California biotech NGM Bio is slimming down as the company pivots focus, shedding around 75% of staff, pausing development of a phase 2 liver disease asset and halting further investment in discovery and preclinical work, the company confirmed in a statement to Fierce Biotech.
The company’s CEO David Woodhouse, Ph.D., has also voluntarily decided to step down, with Vice President of Corporate Development Diana Peng Bockus stepping up to take his place.
The layoffs, which will take effect June 30, affect 85 employees and include “nearly all research positions,” the company said.

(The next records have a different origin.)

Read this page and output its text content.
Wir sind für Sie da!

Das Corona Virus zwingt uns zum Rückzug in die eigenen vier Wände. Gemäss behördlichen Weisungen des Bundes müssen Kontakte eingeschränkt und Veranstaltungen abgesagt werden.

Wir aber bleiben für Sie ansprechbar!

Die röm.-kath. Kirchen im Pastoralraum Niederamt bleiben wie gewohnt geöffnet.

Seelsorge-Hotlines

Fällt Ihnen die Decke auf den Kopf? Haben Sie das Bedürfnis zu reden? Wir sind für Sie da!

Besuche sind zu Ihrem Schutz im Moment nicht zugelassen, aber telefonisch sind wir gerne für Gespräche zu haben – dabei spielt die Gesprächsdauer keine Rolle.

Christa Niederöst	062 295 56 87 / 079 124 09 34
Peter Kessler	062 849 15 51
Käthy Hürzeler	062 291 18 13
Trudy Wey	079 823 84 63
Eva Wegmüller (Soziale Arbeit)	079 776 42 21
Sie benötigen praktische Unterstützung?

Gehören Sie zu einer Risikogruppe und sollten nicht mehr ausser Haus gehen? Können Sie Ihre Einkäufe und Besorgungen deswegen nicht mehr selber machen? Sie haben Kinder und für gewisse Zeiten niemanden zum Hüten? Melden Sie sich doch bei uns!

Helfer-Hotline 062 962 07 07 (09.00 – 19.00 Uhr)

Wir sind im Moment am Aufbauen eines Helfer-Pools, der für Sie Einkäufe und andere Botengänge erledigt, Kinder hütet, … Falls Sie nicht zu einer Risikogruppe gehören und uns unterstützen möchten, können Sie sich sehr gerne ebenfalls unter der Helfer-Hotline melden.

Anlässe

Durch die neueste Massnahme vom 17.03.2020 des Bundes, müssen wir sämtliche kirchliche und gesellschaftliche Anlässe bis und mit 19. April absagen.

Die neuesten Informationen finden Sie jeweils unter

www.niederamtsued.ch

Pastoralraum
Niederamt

NGM’s primary focus going forward is the GDF15/GFRAL inhibitor NGM120, which the company is developing in the pregnancy-related nausea condition hyperemesis gravidarum (HG) and cancer cachexia. A phase 2 trial for NGM120 in HG kicked off in February, while NGM plans to begin a phase 2 study in cancer cachexia soon, the company said.
“HG and cancer cachexia are both devastating conditions with profound unmet need, and we are committed to advancing potential solutions for patients,” NGM said in the statement.
Focusing on NGM120 means setting aside aldafermin, an engineered FGF19 hormone with a troubled history. The asset had previously failed trials for the liver diseases metabolic-dysfunction associated steatohepatitis (MASH) and primary sclerosing cholangitis (PSC), though the asset did bounce back in MASH in a second phase 2b trial.
Aldafermin’s PSC data were enough for NGM to garner an orphan drug designation for it from the FDA, and the firm raised a $122 million series A in July 2024 to fund a registrational PSC trial for the drug candidate alongside the HG trial for NGM120.
That series A was led by venture capital firm The Column Group, which had previously taken NGM private as part of a $135 million buyout following a 2023 that saw NGM lay off a third of staff and watch its stock price plunge.
About six months after the series A, NGM offloaded a phase 2-ready MASH asset to VC firm KdT Ventures in a deal worth up to $608 million. KdT formed a new company to pivot the acquired asset into an undisclosed, non-metabolic rare disease indication.
The Bay Area biotech’s pipeline also includes two phase 1 trials of novel antibodies in combination with Merck & Co.’s blockbuster oncology therapy Keytruda for solid tumors.